(20.1.2012, 18:48) Wie Reuters eben meldet hat der texanische Haupt-Sponsor des Gesetzesentwurfe „Stop Online Piracy Act“ (SOPA) seinen Gesetzesentwurf zurückgezogen. Bekanntlich hatte es vorgestern eine massiven Protesttag gegeben, an dem viele Seiten, angeführt von Wikipedia ihre Seiten ganz oder teilweise geschwärzt hatten.
Daraufhin hatten eine ganze Reihe von Kongressabgeordneten und Senatoren ihre Unterstützung für SOPA zurückgezogen und waren ins Lager der Gegner gewechselt. Offenbar sah nun der Texaner seinen Ritt gefährdet und zieht seinen Antrag zurück.
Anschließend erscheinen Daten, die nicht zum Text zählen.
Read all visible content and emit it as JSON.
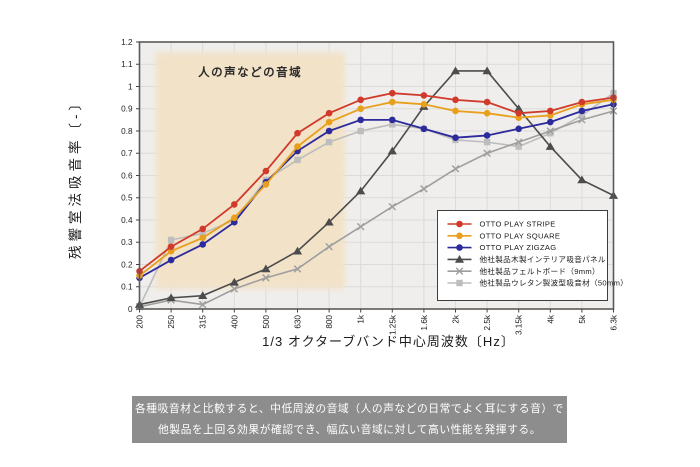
{
  "page": {
    "background": "#ffffff"
  },
  "chart_data": {
    "type": "line",
    "title": "",
    "xlabel": "1/3 オクターブバンド中心周波数〔Hz〕",
    "ylabel": "残響室法吸音率〔-〕",
    "ylim": [
      0,
      1.2
    ],
    "grid": true,
    "legend_position": "inside-lower-right",
    "ytick_labels": [
      "0",
      "0.1",
      "0.2",
      "0.3",
      "0.4",
      "0.5",
      "0.6",
      "0.7",
      "0.8",
      "0.9",
      "1",
      "1.1",
      "1.2"
    ],
    "categories": [
      "200",
      "250",
      "315",
      "400",
      "500",
      "630",
      "800",
      "1k",
      "1.25k",
      "1.6k",
      "2k",
      "2.5k",
      "3.15k",
      "4k",
      "5k",
      "6.3k"
    ],
    "highlight_band": {
      "label": "人の声などの音域",
      "from_category": "250",
      "to_category": "800",
      "color": "#f3e2c7"
    },
    "series": [
      {
        "name": "OTTO  PLAY STRIPE",
        "color": "#d13a2b",
        "marker": "circle",
        "values": [
          0.17,
          0.28,
          0.36,
          0.47,
          0.62,
          0.79,
          0.88,
          0.94,
          0.97,
          0.96,
          0.94,
          0.93,
          0.88,
          0.89,
          0.93,
          0.95
        ]
      },
      {
        "name": "OTTO  PLAY SQUARE",
        "color": "#e8a01c",
        "marker": "circle",
        "values": [
          0.15,
          0.26,
          0.32,
          0.41,
          0.56,
          0.73,
          0.84,
          0.9,
          0.93,
          0.92,
          0.89,
          0.88,
          0.86,
          0.87,
          0.92,
          0.94
        ]
      },
      {
        "name": "OTTO  PLAY ZIGZAG",
        "color": "#2c2a9c",
        "marker": "circle",
        "values": [
          0.14,
          0.22,
          0.29,
          0.39,
          0.57,
          0.71,
          0.8,
          0.85,
          0.85,
          0.81,
          0.77,
          0.78,
          0.81,
          0.84,
          0.89,
          0.92
        ]
      },
      {
        "name": "他社製品木製インテリア吸音パネル",
        "color": "#4c4c4c",
        "marker": "triangle",
        "values": [
          0.02,
          0.05,
          0.06,
          0.12,
          0.18,
          0.26,
          0.39,
          0.53,
          0.71,
          0.91,
          1.07,
          1.07,
          0.9,
          0.73,
          0.58,
          0.51
        ]
      },
      {
        "name": "他社製品フェルトボード（9mm）",
        "color": "#9e9e9e",
        "marker": "x",
        "values": [
          0.01,
          0.04,
          0.02,
          0.09,
          0.14,
          0.18,
          0.28,
          0.37,
          0.46,
          0.54,
          0.63,
          0.7,
          0.75,
          0.8,
          0.85,
          0.89
        ]
      },
      {
        "name": "他社製品ウレタン製波型吸音材（50mm）",
        "color": "#bdbdbd",
        "marker": "square",
        "values": [
          0.01,
          0.31,
          0.34,
          0.4,
          0.58,
          0.67,
          0.75,
          0.8,
          0.83,
          0.81,
          0.76,
          0.75,
          0.73,
          0.79,
          0.87,
          0.97
        ]
      }
    ]
  },
  "caption": {
    "background": "#8d8d8d",
    "text_color": "#ffffff",
    "lines": [
      "各種吸音材と比較すると、中低周波の音域（人の声などの日常でよく耳にする音）で",
      "他製品を上回る効果が確認でき、幅広い音域に対して高い性能を発揮する。"
    ]
  }
}
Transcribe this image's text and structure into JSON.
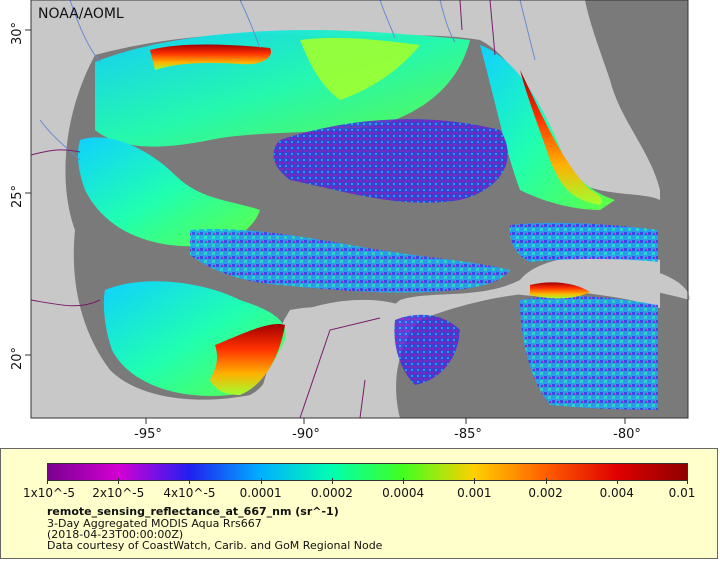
{
  "header": {
    "credit_label": "NOAA/AOML"
  },
  "map": {
    "longitude_labels": [
      "-95°",
      "-90°",
      "-85°",
      "-80°"
    ],
    "latitude_labels": [
      "30°",
      "25°",
      "20°"
    ],
    "colors": {
      "land": "#c8c8c8",
      "no_data_ocean": "#7a7a7a",
      "boundaries": "#7a1a6a",
      "rivers": "#6a8ad0",
      "panel_background": "#ffffcc"
    }
  },
  "legend": {
    "colorbar_ticks": [
      "1x10^-5",
      "2x10^-5",
      "4x10^-5",
      "0.0001",
      "0.0002",
      "0.0004",
      "0.001",
      "0.002",
      "0.004",
      "0.01"
    ],
    "colorbar_colors": [
      "#7a0090",
      "#d400d4",
      "#2020f0",
      "#00b0ff",
      "#00ffb0",
      "#40ff20",
      "#ffd000",
      "#ff6000",
      "#e00000",
      "#900000"
    ],
    "variable_name": "remote_sensing_reflectance_at_667_nm (sr^-1)",
    "product": "3-Day Aggregated MODIS Aqua Rrs667",
    "time": "(2018-04-23T00:00:00Z)",
    "attribution": "Data courtesy of CoastWatch, Carib. and GoM Regional Node"
  }
}
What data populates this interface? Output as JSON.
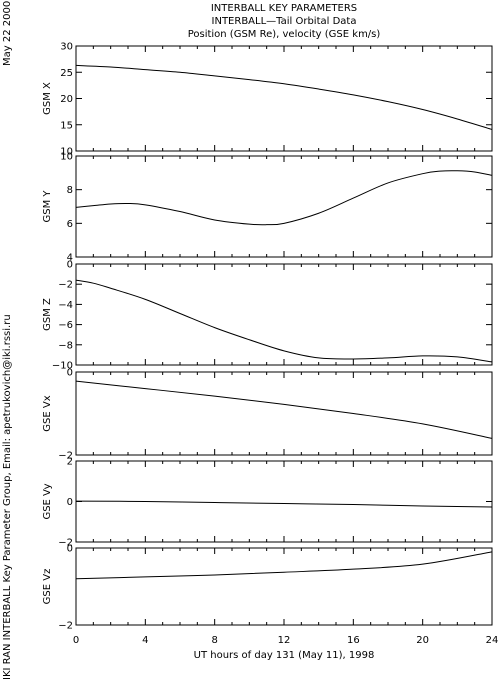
{
  "titles": {
    "line1": "INTERBALL KEY PARAMETERS",
    "line2": "INTERBALL—Tail Orbital Data",
    "line3": "Position (GSM Re), velocity (GSE km/s)"
  },
  "side": {
    "date": "May 22 2000",
    "credit": "IKI RAN INTERBALL Key Parameter Group, Email: apetrukovich@iki.rssi.ru"
  },
  "colors": {
    "line": "#000000",
    "background": "#ffffff"
  },
  "chart_data": {
    "type": "line",
    "xlabel": "UT hours of day 131 (May 11), 1998",
    "xlim": [
      0,
      24
    ],
    "xticks": [
      0,
      4,
      8,
      12,
      16,
      20,
      24
    ],
    "xtick_labels": [
      "0",
      "4",
      "8",
      "12",
      "16",
      "20",
      "24"
    ],
    "panels": [
      {
        "ylabel": "GSM X",
        "ylim": [
          10,
          30
        ],
        "yticks": [
          10,
          15,
          20,
          25,
          30
        ],
        "ytick_labels": [
          "10",
          "15",
          "20",
          "25",
          "30"
        ],
        "x": [
          0,
          2,
          4,
          6,
          8,
          10,
          12,
          14,
          16,
          18,
          20,
          22,
          24
        ],
        "y": [
          26.3,
          26.0,
          25.5,
          25.0,
          24.3,
          23.6,
          22.8,
          21.8,
          20.7,
          19.4,
          17.9,
          16.1,
          14.1
        ]
      },
      {
        "ylabel": "GSM Y",
        "ylim": [
          4,
          10
        ],
        "yticks": [
          4,
          6,
          8,
          10
        ],
        "ytick_labels": [
          "4",
          "6",
          "8",
          "10"
        ],
        "x": [
          0,
          1,
          2,
          3,
          4,
          6,
          8,
          10,
          11,
          12,
          14,
          16,
          18,
          20,
          21,
          22,
          23,
          24
        ],
        "y": [
          6.95,
          7.05,
          7.15,
          7.18,
          7.1,
          6.7,
          6.2,
          5.95,
          5.92,
          6.0,
          6.6,
          7.5,
          8.4,
          8.95,
          9.1,
          9.12,
          9.05,
          8.85
        ]
      },
      {
        "ylabel": "GSM Z",
        "ylim": [
          -10,
          0
        ],
        "yticks": [
          -10,
          -8,
          -6,
          -4,
          -2,
          0
        ],
        "ytick_labels": [
          "−10",
          "−8",
          "−6",
          "−4",
          "−2",
          "0"
        ],
        "x": [
          0,
          1,
          2,
          4,
          6,
          8,
          10,
          12,
          14,
          16,
          18,
          20,
          22,
          24
        ],
        "y": [
          -1.6,
          -1.9,
          -2.4,
          -3.5,
          -4.9,
          -6.3,
          -7.5,
          -8.6,
          -9.3,
          -9.4,
          -9.3,
          -9.1,
          -9.2,
          -9.7
        ]
      },
      {
        "ylabel": "GSE Vx",
        "ylim": [
          -2,
          0
        ],
        "yticks": [
          -2,
          0
        ],
        "ytick_labels": [
          "−2",
          "0"
        ],
        "x": [
          0,
          4,
          8,
          12,
          16,
          20,
          24
        ],
        "y": [
          -0.22,
          -0.4,
          -0.58,
          -0.78,
          -1.0,
          -1.25,
          -1.6
        ]
      },
      {
        "ylabel": "GSE Vy",
        "ylim": [
          -2,
          2
        ],
        "yticks": [
          -2,
          0,
          2
        ],
        "ytick_labels": [
          "−2",
          "0",
          "2"
        ],
        "x": [
          0,
          4,
          8,
          12,
          16,
          20,
          24
        ],
        "y": [
          0.02,
          0.0,
          -0.05,
          -0.1,
          -0.15,
          -0.22,
          -0.27
        ]
      },
      {
        "ylabel": "GSE Vz",
        "ylim": [
          -2,
          0
        ],
        "yticks": [
          -2,
          0
        ],
        "ytick_labels": [
          "−2",
          "0"
        ],
        "x": [
          0,
          4,
          8,
          12,
          16,
          20,
          24
        ],
        "y": [
          -0.8,
          -0.75,
          -0.7,
          -0.63,
          -0.55,
          -0.42,
          -0.1
        ]
      }
    ]
  }
}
Wes Geistes Kind der Mann ist, belegt das von Reuters aufgezeichnete Telefonstatement von Lamar Smith: „Es ist klar, dass wir unseren Vorgehensweise überarbeiten müssen, wie wir das Problem behandeln, dass ausländische Diebe amerikanische Erfindungen und Produkte stehlen.“ Ausländische Diebe! Das kennen wir doch von irgendwo.
Auch die Variante des Senats von SOPA, PIPA (Protect Intellectual Property Act) genannt, wurde bereits zurückgezogen und soll überabreitet werden.
Wie sehr geistiges Eigentum geachtet wird, beziehungsweise was genau geschützt werden soll, zeigt die Vorgehensweise der US-Behörden gegen die Filesharingsite Megaupload. Millionen von Usern, die eigene Daten wie Urlaubsvideos oder Fotos diort gespeichert haben, haben nun keinen Zugang mehr zu ihrem geistigen Eigentum. Die Sperre erfolgte auf Betreiben genau der Konzerne der Musik- und Filmindustrie, die auch hinter SOPA/PIPA stehen.